Researchers at The Ohio State University Medical Center are studying whether simple nutritional intervention – adding cholesterol to the diets of children with autism spectrum disorders after a test to see if they need it – can improve core autism symptoms.
In excess, cholesterol can be harmful, but a certain amount is crucial for the proper development and maintenance of the brain. So it stands to reason that lower levels of cholesterol, particularly during crucial periods of growth, can lead to mental dysfunction, said principal investigator Dr. L. Eugene Arnold, a child psychiatrist at Ohio State’s Nisonger Center who specializes in researching and treating autism.
(read the rest at the link above)Full details on the trial are available from the U.S. National Institute of Health's clinic trial website, but the general idea is as follows.
- Find out how many children with autism have extremely low total cholesterol. Low cholesterol in this context will probably mean less than 120.
- See if there are unique characteristics of these individuals that set them apart from with other children with autism who have normal cholesterol.
- Test whether giving dietary cholesterol supplements will improve "behavioral and other characteristics" in these individuals.
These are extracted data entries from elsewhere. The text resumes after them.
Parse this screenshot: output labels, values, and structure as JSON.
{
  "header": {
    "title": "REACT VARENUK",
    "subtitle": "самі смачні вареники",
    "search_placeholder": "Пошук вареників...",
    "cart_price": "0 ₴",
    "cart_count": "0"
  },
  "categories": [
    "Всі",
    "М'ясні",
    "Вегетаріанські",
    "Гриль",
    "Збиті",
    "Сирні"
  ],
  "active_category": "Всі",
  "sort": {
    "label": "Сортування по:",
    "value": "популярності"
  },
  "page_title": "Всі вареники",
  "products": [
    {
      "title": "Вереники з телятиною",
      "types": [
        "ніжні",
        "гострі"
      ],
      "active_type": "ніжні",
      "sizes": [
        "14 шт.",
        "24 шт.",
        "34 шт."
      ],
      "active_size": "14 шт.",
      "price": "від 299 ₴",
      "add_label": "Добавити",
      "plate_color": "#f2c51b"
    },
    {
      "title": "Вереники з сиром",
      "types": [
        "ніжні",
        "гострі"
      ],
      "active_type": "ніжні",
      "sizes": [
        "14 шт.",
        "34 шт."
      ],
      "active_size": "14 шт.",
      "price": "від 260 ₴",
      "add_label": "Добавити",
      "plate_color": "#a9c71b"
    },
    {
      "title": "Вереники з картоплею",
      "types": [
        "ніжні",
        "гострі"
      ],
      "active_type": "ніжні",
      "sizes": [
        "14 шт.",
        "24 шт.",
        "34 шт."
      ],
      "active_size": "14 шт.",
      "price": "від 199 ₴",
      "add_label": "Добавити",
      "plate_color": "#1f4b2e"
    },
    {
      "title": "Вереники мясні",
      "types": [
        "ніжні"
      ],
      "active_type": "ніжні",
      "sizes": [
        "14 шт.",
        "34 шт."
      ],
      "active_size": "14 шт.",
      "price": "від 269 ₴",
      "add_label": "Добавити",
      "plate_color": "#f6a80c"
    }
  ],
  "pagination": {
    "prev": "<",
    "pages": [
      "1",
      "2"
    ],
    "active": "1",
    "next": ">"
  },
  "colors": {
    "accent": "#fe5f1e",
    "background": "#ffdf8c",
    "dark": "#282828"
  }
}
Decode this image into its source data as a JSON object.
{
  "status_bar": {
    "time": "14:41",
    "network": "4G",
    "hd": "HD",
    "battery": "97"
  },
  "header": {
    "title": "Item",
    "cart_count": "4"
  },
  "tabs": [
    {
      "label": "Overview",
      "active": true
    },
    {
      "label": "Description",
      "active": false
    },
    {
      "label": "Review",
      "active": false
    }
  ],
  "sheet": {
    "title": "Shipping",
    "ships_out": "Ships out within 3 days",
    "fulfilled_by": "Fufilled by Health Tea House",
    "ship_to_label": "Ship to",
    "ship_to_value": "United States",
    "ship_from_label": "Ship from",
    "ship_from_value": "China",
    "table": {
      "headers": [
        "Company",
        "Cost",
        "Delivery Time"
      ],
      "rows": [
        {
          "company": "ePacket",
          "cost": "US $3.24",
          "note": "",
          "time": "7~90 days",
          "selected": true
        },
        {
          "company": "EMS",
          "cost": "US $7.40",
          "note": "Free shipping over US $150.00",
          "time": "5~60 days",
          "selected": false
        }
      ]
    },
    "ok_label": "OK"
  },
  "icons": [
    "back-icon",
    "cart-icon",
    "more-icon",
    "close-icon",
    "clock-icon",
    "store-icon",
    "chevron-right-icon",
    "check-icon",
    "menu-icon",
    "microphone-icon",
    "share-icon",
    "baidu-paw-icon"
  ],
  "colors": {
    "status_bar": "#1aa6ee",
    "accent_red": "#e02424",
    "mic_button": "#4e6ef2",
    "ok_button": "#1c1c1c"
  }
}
This seems to be a well designed study but I do have one concern - what will be considered an "improvement"? Is successfully raising the child's cholesterol level back into a normal range going to be considered an improvement or do there have to be clinical significant behavioral improvements to go along with it? The details provided on the NIH's site don't make that clear.
This may seem like a small point but it really isn't - dietary supplements aren't the same things as drugs. They don't tend to have large, immediate effects nor do they work as quickly as drugs do. The supplement may succeed in raising the cholesterol level in these children but will that translate into noticeable changes in behavior in such a short time period?
Remember, almost all of the tests that look at autism look solely at behaviors. Behaviors are - even in autism - things that are learned. So even if you take out the underlying cause of the behaviors it will take time and effort to unlearn the behaviors.
But more than that, if cholesterol is important for normal development, it might be that the absence of cholesterol during certain periods that impairs normal development. Simply giving cholesterol isn't going to repair or fix the things that didn't develop properly. But maintaining a healthy level of cholesterol might prevent other things from going wrong in the future.
Regardless, it is good to see these sorts of trials being done. I believe that there are many children with autism who will benefit from taking a more biological approach to treating autism.